Immediately it is worth noting that the solution has limitations on the number of entries in the tables of awards and tasks, as well as on the frequency of changes in progress on tasks, but with a couple of tens of millions of awards and the number of updates less than a thousand per minute, it is quite possible to live with such a solution. Somehow we will separately tell about how we optimized the issuance for the contest “
2GIS Agents ”.
findings
Despite the fact that the article turned out to be quite voluminous, a lot of nuances remained behind the scenes, since it would not be possible to talk about them briefly.
What conclusions have we made thanks to the Awards:
- The principle of "divide and rule" in this case played into our hands. The allocation of event handlers to each source helps us scale when necessary. Their work is isolated according to data and intersects only in small areas. Highlighting reward logic allows you to reduce overhead in event handlers.
- If you need to digest a lot of data and processing is quite expensive, you should immediately think about how to filter out what is definitely not needed.

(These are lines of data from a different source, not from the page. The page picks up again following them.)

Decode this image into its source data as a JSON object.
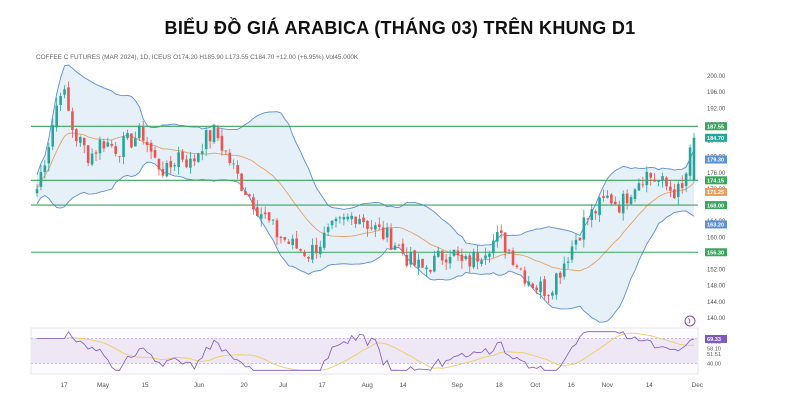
{
  "page_title": "BIỂU ĐỒ GIÁ ARABICA (THÁNG 03) TRÊN KHUNG D1",
  "colors": {
    "up": "#26a69a",
    "down": "#ef5350",
    "band_line": "#5b8fd6",
    "band_fill": "#dcebf7",
    "ma": "#e8a060",
    "level": "#3aa55d",
    "rsi_line": "#7e57c2",
    "rsi_band": "#ede7f6",
    "rsi_ma": "#f2c94c",
    "axis_text": "#555555",
    "current_tag": "#26a69a"
  },
  "chart_data": {
    "type": "candlestick",
    "title": "BIỂU ĐỒ GIÁ ARABICA (THÁNG 03) TRÊN KHUNG D1",
    "symbol_info": "COFFEE C FUTURES (MAR 2024), 1D, ICEUS  O174.20 H185.90 L173.55 C184.70 +12.00 (+6.95%)  Vol45.000K",
    "ylim": [
      139,
      203
    ],
    "y_ticks": [
      140,
      144,
      148,
      152,
      156,
      160,
      164,
      168,
      172,
      176,
      180,
      184,
      188,
      192,
      196,
      200
    ],
    "y_tick_labels": [
      "140.00",
      "144.00",
      "148.00",
      "152.00",
      "156.00",
      "160.00",
      "164.00",
      "168.00",
      "172.00",
      "176.00",
      "180.00",
      "184.00",
      "188.00",
      "192.00",
      "196.00",
      "200.00"
    ],
    "x_labels": [
      {
        "label": "17",
        "at": 0.055
      },
      {
        "label": "May",
        "at": 0.12
      },
      {
        "label": "15",
        "at": 0.19
      },
      {
        "label": "Jun",
        "at": 0.28
      },
      {
        "label": "20",
        "at": 0.355
      },
      {
        "label": "Jul",
        "at": 0.42
      },
      {
        "label": "17",
        "at": 0.485
      },
      {
        "label": "Aug",
        "at": 0.56
      },
      {
        "label": "14",
        "at": 0.62
      },
      {
        "label": "Sep",
        "at": 0.71
      },
      {
        "label": "18",
        "at": 0.78
      },
      {
        "label": "Oct",
        "at": 0.84
      },
      {
        "label": "16",
        "at": 0.9
      },
      {
        "label": "Nov",
        "at": 0.96
      },
      {
        "label": "14",
        "at": 1.03
      },
      {
        "label": "Dec",
        "at": 1.11
      }
    ],
    "price_path": [
      [
        0,
        172
      ],
      [
        6,
        184
      ],
      [
        12,
        198
      ],
      [
        18,
        186
      ],
      [
        26,
        180
      ],
      [
        32,
        184
      ],
      [
        40,
        182
      ],
      [
        46,
        184
      ],
      [
        52,
        186
      ],
      [
        58,
        179
      ],
      [
        64,
        176
      ],
      [
        70,
        181
      ],
      [
        76,
        178
      ],
      [
        82,
        184
      ],
      [
        88,
        186
      ],
      [
        94,
        180
      ],
      [
        100,
        174
      ],
      [
        108,
        168
      ],
      [
        118,
        161
      ],
      [
        126,
        158
      ],
      [
        134,
        156
      ],
      [
        140,
        159
      ],
      [
        146,
        162
      ],
      [
        152,
        164
      ],
      [
        158,
        166
      ],
      [
        164,
        163
      ],
      [
        170,
        161
      ],
      [
        176,
        159
      ],
      [
        184,
        154
      ],
      [
        190,
        152
      ],
      [
        196,
        154
      ],
      [
        204,
        157
      ],
      [
        210,
        153
      ],
      [
        216,
        155
      ],
      [
        222,
        158
      ],
      [
        228,
        160
      ],
      [
        234,
        156
      ],
      [
        240,
        151
      ],
      [
        246,
        148
      ],
      [
        252,
        147
      ],
      [
        258,
        152
      ],
      [
        264,
        158
      ],
      [
        270,
        164
      ],
      [
        276,
        167
      ],
      [
        282,
        170
      ],
      [
        288,
        168
      ],
      [
        294,
        173
      ],
      [
        300,
        176
      ],
      [
        306,
        174
      ],
      [
        312,
        172
      ],
      [
        318,
        171
      ],
      [
        324,
        184.7
      ]
    ],
    "levels": [
      {
        "value": 187.55,
        "label": "187.55"
      },
      {
        "value": 174.15,
        "label": "174.15"
      },
      {
        "value": 168.0,
        "label": "168.00"
      },
      {
        "value": 156.3,
        "label": "156.30"
      }
    ],
    "axis_tags": [
      {
        "value": 184.7,
        "label": "184.70",
        "kind": "current"
      },
      {
        "value": 179.3,
        "label": "179.30",
        "kind": "band_upper"
      },
      {
        "value": 171.25,
        "label": "171.25",
        "kind": "ma"
      },
      {
        "value": 163.2,
        "label": "163.20",
        "kind": "band_lower"
      }
    ],
    "rsi": {
      "ylim": [
        30,
        80
      ],
      "tick_labels": [
        "66.51",
        "58.10",
        "51.51",
        "40.00"
      ],
      "tick_values": [
        66.51,
        58.1,
        51.51,
        40.0
      ],
      "current": 69.33,
      "current_label": "69.33",
      "band": [
        40,
        70
      ]
    },
    "grid": false,
    "legend": "none"
  }
}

Experience with filtering a BSS stream is an example.
- Once again, we were convinced that the integration of services through a common event bus is very convenient and allows you to avoid unnecessary load on other services. If the Rewards service received data from the Photo, Reviews, etc. services through http-requests, then several services would have to be prepared for an additional load.
- A bit of metaprogramming can help maintain the integrity of data configuration and separate environments arbitrarily. Storing filters, rules and strategies in the database simplified the process of developing and releasing new awards.